Bei Parkverstößen droht Abschleppen

Drucken
392 abgeschleppte Fahrzeuge. Das ist die Bilanz nur für den Monat April 2018!

„Leider hat sich die Moral der Fahrzeugführer in den letzten Jahren immer weiter verschlechtert“ so Abteilungsleiter Dirk Urmersbach, zuständig für den Bereich Verkehr beim Ordnungsamt der Stadtverwaltung Koblenz. "Verwarnungen alleine reichen anscheinend nicht mehr aus, um die Falschparker zu einem ordnungsgemäßen Verhalten zu bewegen".

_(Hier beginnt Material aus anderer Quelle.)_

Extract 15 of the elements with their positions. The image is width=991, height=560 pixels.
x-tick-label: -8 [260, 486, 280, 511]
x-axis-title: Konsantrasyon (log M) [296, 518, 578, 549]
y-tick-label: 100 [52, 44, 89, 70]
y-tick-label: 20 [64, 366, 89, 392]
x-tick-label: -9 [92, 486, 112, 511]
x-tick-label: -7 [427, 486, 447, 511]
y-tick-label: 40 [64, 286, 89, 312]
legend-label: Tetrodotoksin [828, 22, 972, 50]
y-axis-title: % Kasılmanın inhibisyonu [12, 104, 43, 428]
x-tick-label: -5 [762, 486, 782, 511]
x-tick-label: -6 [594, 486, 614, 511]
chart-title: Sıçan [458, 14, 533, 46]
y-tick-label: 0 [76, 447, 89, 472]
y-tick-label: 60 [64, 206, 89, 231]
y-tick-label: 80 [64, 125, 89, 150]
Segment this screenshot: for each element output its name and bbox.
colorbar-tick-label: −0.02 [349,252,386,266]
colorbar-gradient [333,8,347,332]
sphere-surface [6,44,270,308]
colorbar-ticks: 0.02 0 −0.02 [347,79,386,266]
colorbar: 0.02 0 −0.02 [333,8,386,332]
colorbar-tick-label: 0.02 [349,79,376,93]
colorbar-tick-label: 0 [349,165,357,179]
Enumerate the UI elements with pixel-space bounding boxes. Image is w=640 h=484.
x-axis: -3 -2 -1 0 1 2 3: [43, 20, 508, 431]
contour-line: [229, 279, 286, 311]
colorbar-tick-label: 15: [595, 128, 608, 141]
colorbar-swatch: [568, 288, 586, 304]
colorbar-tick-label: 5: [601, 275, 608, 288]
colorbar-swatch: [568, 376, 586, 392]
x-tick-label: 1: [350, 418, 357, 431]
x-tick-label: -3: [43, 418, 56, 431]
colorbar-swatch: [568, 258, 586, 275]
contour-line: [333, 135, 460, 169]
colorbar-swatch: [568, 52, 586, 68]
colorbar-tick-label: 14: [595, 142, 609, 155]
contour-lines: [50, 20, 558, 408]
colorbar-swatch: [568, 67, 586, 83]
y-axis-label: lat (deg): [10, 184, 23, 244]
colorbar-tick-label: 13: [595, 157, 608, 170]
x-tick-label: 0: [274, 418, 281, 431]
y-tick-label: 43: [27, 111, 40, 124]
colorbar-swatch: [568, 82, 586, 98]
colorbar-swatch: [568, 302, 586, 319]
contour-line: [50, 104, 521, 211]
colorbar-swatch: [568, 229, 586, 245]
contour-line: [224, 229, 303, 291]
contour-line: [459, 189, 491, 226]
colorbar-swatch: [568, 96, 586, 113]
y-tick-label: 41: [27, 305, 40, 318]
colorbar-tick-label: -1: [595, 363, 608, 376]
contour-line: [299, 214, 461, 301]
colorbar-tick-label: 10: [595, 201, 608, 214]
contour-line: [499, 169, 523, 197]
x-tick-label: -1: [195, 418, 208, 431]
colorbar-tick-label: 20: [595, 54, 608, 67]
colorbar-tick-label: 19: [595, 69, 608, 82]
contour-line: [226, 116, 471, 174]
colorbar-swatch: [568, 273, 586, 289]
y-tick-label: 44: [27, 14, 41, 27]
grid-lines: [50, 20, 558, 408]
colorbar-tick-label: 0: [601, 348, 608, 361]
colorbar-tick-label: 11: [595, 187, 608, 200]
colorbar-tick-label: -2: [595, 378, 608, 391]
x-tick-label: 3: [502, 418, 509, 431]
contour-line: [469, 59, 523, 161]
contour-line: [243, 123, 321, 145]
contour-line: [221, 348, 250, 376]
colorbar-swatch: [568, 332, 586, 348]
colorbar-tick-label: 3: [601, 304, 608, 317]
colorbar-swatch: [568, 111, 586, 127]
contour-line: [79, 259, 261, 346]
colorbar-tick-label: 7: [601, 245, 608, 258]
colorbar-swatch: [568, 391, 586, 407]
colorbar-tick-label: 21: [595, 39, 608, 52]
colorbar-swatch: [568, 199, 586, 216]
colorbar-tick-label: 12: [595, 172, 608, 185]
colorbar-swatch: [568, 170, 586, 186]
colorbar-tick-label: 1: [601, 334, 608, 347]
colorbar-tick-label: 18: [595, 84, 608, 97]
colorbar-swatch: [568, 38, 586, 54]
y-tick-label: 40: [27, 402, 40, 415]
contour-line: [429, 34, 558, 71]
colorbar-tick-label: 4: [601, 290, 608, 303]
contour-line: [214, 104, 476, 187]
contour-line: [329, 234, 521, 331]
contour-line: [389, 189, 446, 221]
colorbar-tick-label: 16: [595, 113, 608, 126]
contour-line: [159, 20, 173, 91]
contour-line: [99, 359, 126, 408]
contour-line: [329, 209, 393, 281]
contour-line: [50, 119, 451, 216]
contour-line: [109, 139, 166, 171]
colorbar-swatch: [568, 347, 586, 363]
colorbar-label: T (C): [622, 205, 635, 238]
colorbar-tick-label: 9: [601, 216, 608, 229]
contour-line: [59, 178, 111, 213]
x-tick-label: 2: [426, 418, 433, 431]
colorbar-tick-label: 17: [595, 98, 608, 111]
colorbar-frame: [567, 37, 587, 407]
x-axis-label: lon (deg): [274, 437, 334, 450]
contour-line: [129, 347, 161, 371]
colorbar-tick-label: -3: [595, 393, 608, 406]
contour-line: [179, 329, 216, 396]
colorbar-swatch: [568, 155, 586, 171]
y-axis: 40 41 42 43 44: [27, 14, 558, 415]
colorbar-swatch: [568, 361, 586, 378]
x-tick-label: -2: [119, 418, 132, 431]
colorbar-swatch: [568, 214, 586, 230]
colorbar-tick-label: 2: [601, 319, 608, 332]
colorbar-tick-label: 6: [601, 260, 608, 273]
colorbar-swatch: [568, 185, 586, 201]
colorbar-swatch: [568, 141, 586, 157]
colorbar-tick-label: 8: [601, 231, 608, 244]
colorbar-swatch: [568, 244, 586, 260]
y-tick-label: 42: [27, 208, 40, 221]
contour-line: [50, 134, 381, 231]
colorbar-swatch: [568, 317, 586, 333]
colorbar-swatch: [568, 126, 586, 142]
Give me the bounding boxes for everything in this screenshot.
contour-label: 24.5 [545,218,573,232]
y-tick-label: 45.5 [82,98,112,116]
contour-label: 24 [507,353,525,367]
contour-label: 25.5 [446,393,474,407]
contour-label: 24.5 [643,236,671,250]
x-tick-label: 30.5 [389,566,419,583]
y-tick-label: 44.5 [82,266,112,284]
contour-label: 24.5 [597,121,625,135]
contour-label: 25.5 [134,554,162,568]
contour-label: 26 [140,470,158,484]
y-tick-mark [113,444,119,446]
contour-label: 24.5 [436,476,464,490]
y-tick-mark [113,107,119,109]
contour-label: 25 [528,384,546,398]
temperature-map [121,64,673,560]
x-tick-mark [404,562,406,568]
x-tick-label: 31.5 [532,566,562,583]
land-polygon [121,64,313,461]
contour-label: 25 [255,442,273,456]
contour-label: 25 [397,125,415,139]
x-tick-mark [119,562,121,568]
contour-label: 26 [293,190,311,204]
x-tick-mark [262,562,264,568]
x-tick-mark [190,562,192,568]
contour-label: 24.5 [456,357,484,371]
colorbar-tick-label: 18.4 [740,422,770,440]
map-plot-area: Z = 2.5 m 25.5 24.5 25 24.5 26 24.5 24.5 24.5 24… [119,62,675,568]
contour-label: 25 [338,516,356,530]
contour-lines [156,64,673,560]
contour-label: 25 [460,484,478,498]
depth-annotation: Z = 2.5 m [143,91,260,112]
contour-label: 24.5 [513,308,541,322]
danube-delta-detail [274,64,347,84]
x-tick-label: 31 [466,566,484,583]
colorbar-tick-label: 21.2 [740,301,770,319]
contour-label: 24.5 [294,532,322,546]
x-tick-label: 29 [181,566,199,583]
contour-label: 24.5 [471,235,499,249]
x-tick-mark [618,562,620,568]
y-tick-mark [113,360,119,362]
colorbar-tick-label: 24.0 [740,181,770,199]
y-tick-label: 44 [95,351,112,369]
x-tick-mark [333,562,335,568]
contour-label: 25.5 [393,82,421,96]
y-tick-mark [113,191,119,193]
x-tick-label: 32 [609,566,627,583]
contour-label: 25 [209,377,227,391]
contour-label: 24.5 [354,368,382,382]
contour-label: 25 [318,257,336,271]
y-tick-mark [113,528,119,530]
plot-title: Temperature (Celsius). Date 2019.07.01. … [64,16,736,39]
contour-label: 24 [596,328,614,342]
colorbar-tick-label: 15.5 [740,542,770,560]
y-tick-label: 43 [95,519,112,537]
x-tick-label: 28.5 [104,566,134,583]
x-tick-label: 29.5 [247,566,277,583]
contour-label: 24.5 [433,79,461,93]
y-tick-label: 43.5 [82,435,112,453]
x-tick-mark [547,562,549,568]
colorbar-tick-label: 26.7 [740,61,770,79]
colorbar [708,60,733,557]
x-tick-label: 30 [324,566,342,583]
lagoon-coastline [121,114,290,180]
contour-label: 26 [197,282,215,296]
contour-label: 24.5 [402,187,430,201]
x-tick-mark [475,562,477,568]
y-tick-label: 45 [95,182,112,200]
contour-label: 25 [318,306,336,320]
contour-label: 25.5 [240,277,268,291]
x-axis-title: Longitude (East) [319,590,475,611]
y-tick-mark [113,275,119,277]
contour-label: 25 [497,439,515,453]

Aus diesem Grunde geht das Ordnungsamt jetzt neue Wege. Bereits im Jahr 2017 wurden die Grundlagen gelegt. Es erfolgte eine europaweite Ausschreibung, um ein Abschleppunternehmen zu finden, dass innerhalb bestimmter Reaktionszeiten bereitsteht, um bei gravierenden Verstößen zügig den Missstand zu beseitigen. Seit dem 01. April 2018 hat das Koblenzer Unternehmen Castell den Zuschlag hierfür erhalten.

Zu den gravierenden Verstößen zählen insbesondere

- das Zuparken einer Feuerwehrzufahrt oder von Sperrflächen
- das unbefugte Parken auf einem Behindertenparkplatz
- das Parken auf einem Geh- oder Radweg
- Parken in den Fußgängerzonen außerhalb der Anlieferzeiten
- Zuparken einer Grundstücksein- oder ausfahrt
- Parken im absoluten Haltverbot

Daneben können auch in anderen Fällen Fahrzeuge abgeschleppt werden, wenn durch parkende Fahrzeug eine Gefährdung anderer Verkehrsteilnehmer bestehen könnte.

Bevor ein Fahrzeug abgeschleppt wird, versuchen die Mitarbeiter der Verkehrsüberwachung immer den Halter des Fahrzeuges zu ermitteln und fordern diesen auf das Fahrzeug wegzufahren. In vielen Fällen gelingt dies auch. Kann der Halter nicht erreicht werden, wird das Fahrzeug abgeschleppt.

„Die Sicherheit der Verkehrsteilnehmer zu gewährleisten, insbesondere der Fußgänger und Radfahrer, hat für uns oberste Priorität“ so Urmersbach abschließend.